Citing again my examples above:
- Kindness may appear as “We care about you.”
- In the Big Co world, most companies treat you like any other number in a spreadsheet. I’m not saying this means bad service; the service could be excellent. It’s just that there’s little flexibility for dealing with custom cases that’d suit you most, e.g., Try negotiating custom terms for an insurance contract. It’s a gamble; most numeric values can be adjusted, but changing the wording of some clauses is primarily inflexible.
- Trustworthiness may appear as “You can rely on us.”
- Suppose you’re a services provider to that company, and they wait until the very last day to pay your invoice or become delinquent. In that case, you can tell that slowness cannibalises the trustworthiness they advertise so much.
- Listeners may appear as “We adjust to your needs” or “We are always seeking feedback.”
- Providing feedback to a company nowadays also feels like a gamble. Your feedback may or may not be heard. It may be heard but not applied. They may intend to use it, but it could be impractical to implement. This is not to say you shouldn’t provide feedback; feedback is valuable and a great way to be grateful for the service provided. Always manage your expectations, avoid thinking your word is sacrosanct, and they must comply immediately with your advice. You may feel like you lost your time writing that email or review in Glassdoor or Trustpilot.
- (Bonus) Ethics may appear as “We are governed by our human sense of acting in good faith.”
- I could talk about this all day, but ethics usually goes down the toilet at tight times, and corner-cutting behaviour starts to appear. Upholding ethics at difficult times is for the brave enough to sacrifice the company to avoid any possible violation of the moral code or wrongdoings in general.
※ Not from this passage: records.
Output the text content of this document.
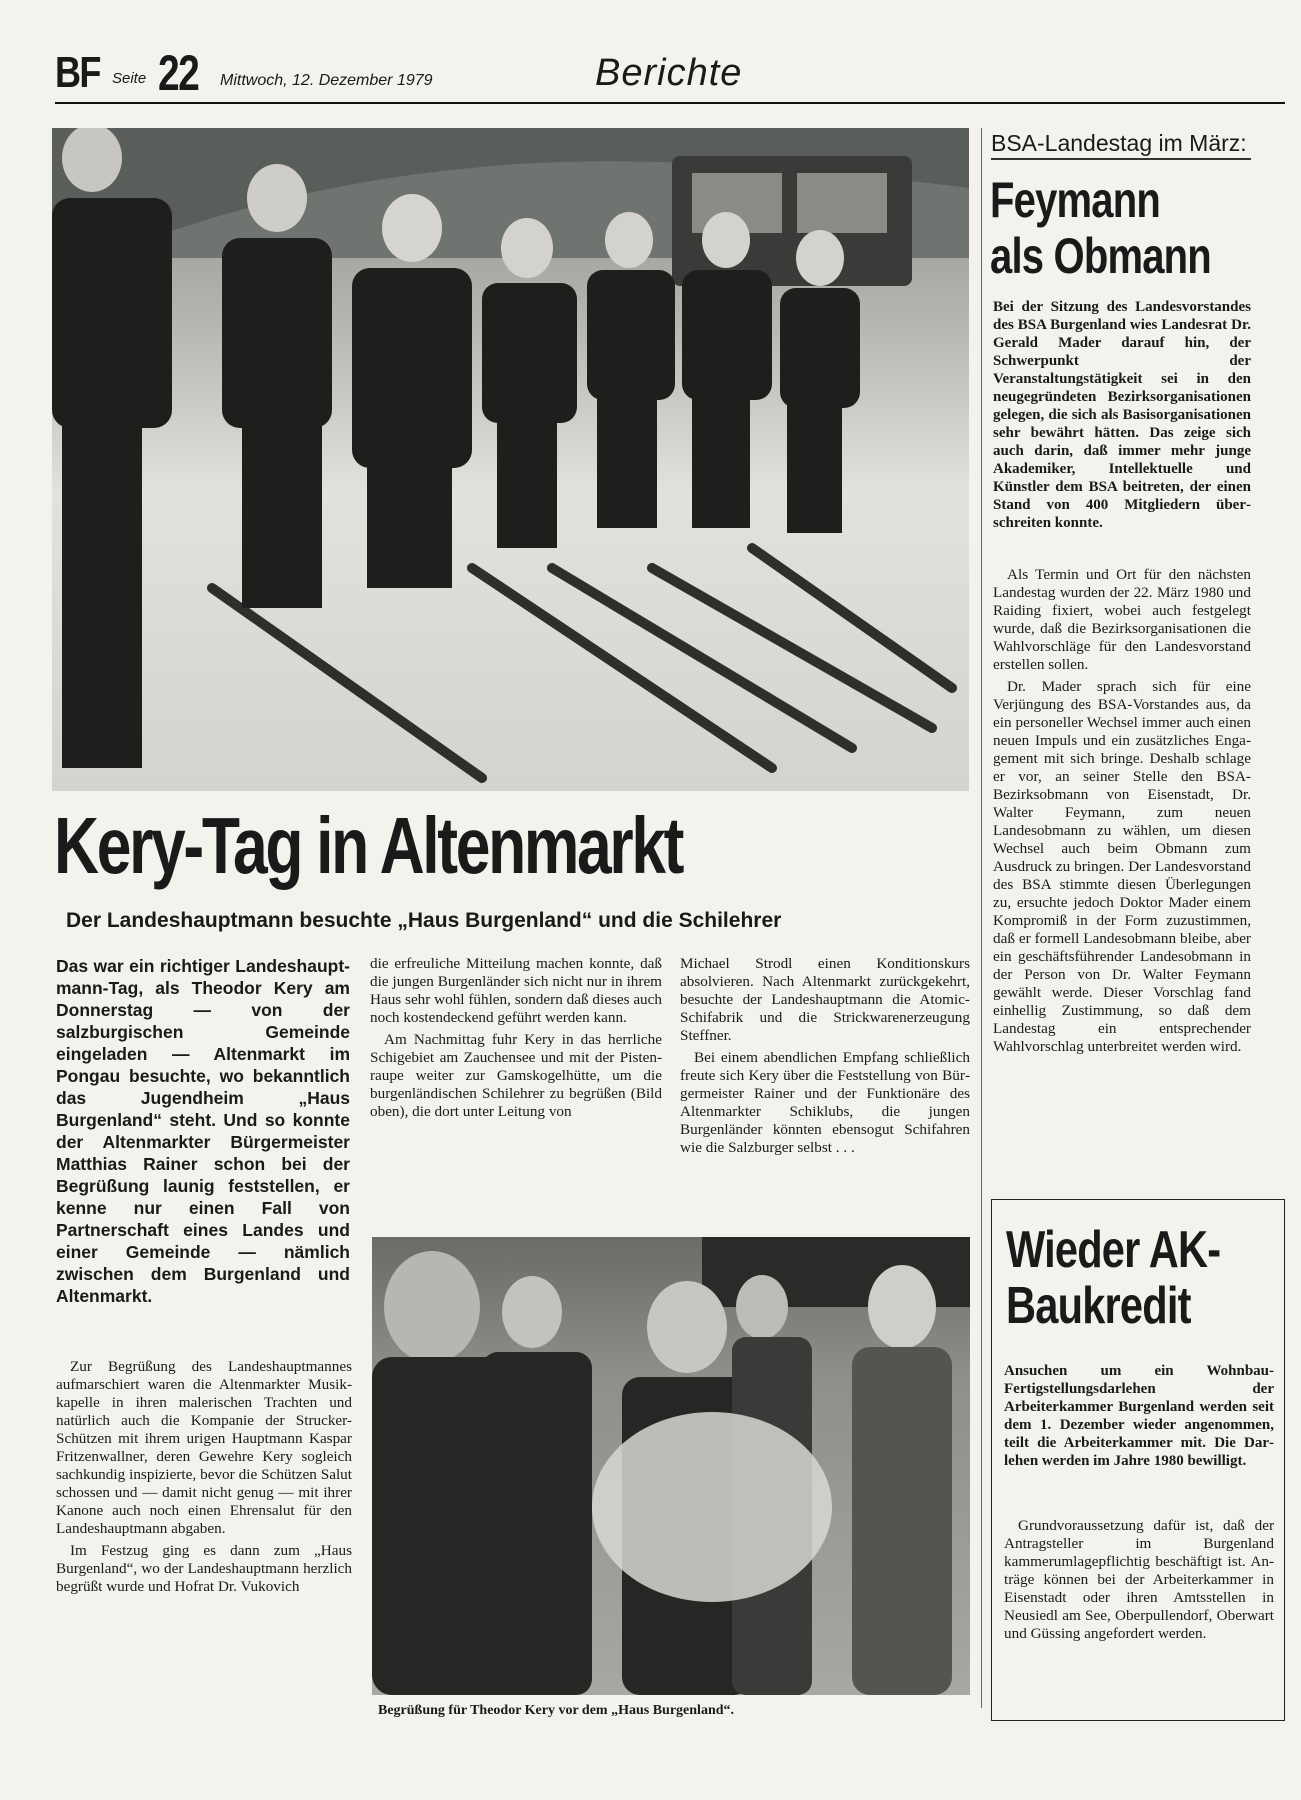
BF Seite 22 Mittwoch, 12. Dezember 1979	Berichte
Kery-Tag in Altenmarkt
Der Landeshauptmann besuchte „Haus Burgenland“ und die Schilehrer
Das war ein richtiger Landeshauptmann-Tag, als Theodor Kery am Donnerstag — von der salzburgischen Gemeinde eingeladen — Altenmarkt im Pongau besuchte, wo bekanntlich das Jugendheim „Haus Burgenland“ steht. Und so konnte der Altenmarkter Bürgermeister Matthias Rainer schon bei der Begrüßung launig feststellen, er kenne nur einen Fall von Partnerschaft eines Landes und einer Gemeinde — nämlich zwischen dem Burgenland und Altenmarkt.

Zur Begrüßung des Landeshauptmannes aufmarschiert waren die Altenmarkter Musikkapelle in ihren malerischen Trachten und natürlich auch die Kompanie der Strucker-Schützen mit ihrem urigen Hauptmann Kaspar Fritzenwallner, deren Gewehre Kery sogleich sachkundig inspizierte, bevor die Schützen Salut schossen und — damit nicht genug — mit ihrer Kanone auch noch einen Ehrensalut für den Landeshauptmann abgaben.

Im Festzug ging es dann zum „Haus Burgenland“, wo der Landeshauptmann herzlich begrüßt wurde und Hofrat Dr. Vukovich

die erfreuliche Mitteilung machen konnte, daß die jungen Burgenländer sich nicht nur in ihrem Haus sehr wohl fühlen, sondern daß dieses auch noch kostendeckend geführt werden kann.

Am Nachmittag fuhr Kery in das herrliche Schigebiet am Zauchensee und mit der Pistenraupe weiter zur Gamskogelhütte, um die burgenländischen Schilehrer zu begrüßen (Bild oben), die dort unter Leitung von

Michael Strodl einen Konditionskurs absolvieren. Nach Altenmarkt zurückgekehrt, besuchte der Landeshauptmann die Atomic-Schifabrik und die Strickwarenerzeugung Steffner.

Bei einem abendlichen Empfang schließlich freute sich Kery über die Feststellung von Bürgermeister Rainer und der Funktionäre des Altenmarkter Schiklubs, die jungen Burgenländer könnten ebensogut Schifahren wie die Salzburger selbst . . .

Begrüßung für Theodor Kery vor dem „Haus Burgenland“.
BSA-Landestag im März:
Feymann
als Obmann
Bei der Sitzung des Landesvorstandes des BSA Burgenland wies Landesrat Dr. Gerald Mader darauf hin, der Schwerpunkt der Veranstaltungstätigkeit sei in den neugegründeten Bezirksorganisationen gelegen, die sich als Basisorganisationen sehr bewährt hätten. Das zeige sich auch darin, daß immer mehr junge Akademiker, Intellektuelle und Künstler dem BSA beitreten, der einen Stand von 400 Mitgliedern überschreiten konnte.

Als Termin und Ort für den nächsten Landestag wurden der 22. März 1980 und Raiding fixiert, wobei auch festgelegt wurde, daß die Bezirksorganisationen die Wahlvorschläge für den Landesvorstand erstellen sollen.

Dr. Mader sprach sich für eine Verjüngung des BSA-Vorstandes aus, da ein personeller Wechsel immer auch einen neuen Impuls und ein zusätzliches Engagement mit sich bringe. Deshalb schlage er vor, an seiner Stelle den BSA-Bezirksobmann von Eisenstadt, Dr. Walter Feymann, zum neuen Landesobmann zu wählen, um diesen Wechsel auch beim Obmann zum Ausdruck zu bringen. Der Landesvorstand des BSA stimmte diesen Überlegungen zu, ersuchte jedoch Doktor Mader einem Kompromiß in der Form zuzustimmen, daß er formell Landesobmann bleibe, aber ein geschäftsführender Landesobmann in der Person von Dr. Walter Feymann gewählt werde. Dieser Vorschlag fand einhellig Zustimmung, so daß dem Landestag ein entsprechender Wahlvorschlag unterbreitet werden wird.

Wieder AK-
Baukredit
Ansuchen um ein Wohnbau-Fertigstellungsdarlehen der Arbeiterkammer Burgenland werden seit dem 1. Dezember wieder angenommen, teilt die Arbeiterkammer mit. Die Darlehen werden im Jahre 1980 bewilligt.

Grundvoraussetzung dafür ist, daß der Antragsteller im Burgenland kammerumlagepflichtig beschäftigt ist. Anträge können bei der Arbeiterkammer in Eisenstadt oder ihren Amtsstellen in Neusiedl am See, Oberpullendorf, Oberwart und Güssing angefordert werden.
If you see the top executives of your company engaging in morally questionable behaviour and if you care about your reputation, it might be the right time to jump ship.
Company values are for being implemented across the entire company, and the actions they engage in reflect the company’s true personality. Most companies don’t know they are missing the point; they have not carefully considered if what they say matches what they do. As hinted earlier, anti-values cannibalise the advertised values.
A gap analysis would be an excellent tool to explore the gaps between our current company culture and what we strive to appear. Still, I’ve seen executives too stubborn to acknowledge the existing company culture. In their defence, they may not have appropriate feedback mechanisms. Open-door policies often become breaking rank traps, where you get hammered if you go to your boss’s boss. Is this what they meant by “Always open to feedback”?
Pro-tip about anti-values: The more a company advertises their would-be values (both externally and internally, via HR), the more the company engages in anti-values, and it’s even a hint of high culture toxicity. These marketing efforts are a cover-up of what the company is. The campaigning of the would-be values gets stronger as a remediation measure taken to what is perceived to be happening at the company.
So, what are the actual values of a company? The ones they let slip through their actions, not with their words. If a company says it’s loyal to its customers, how’s that reflected in its products and services offers? How’s a company that claims to have the utmost integrity during business deals have the most obscure misleading legalese on the fine print of their contracts?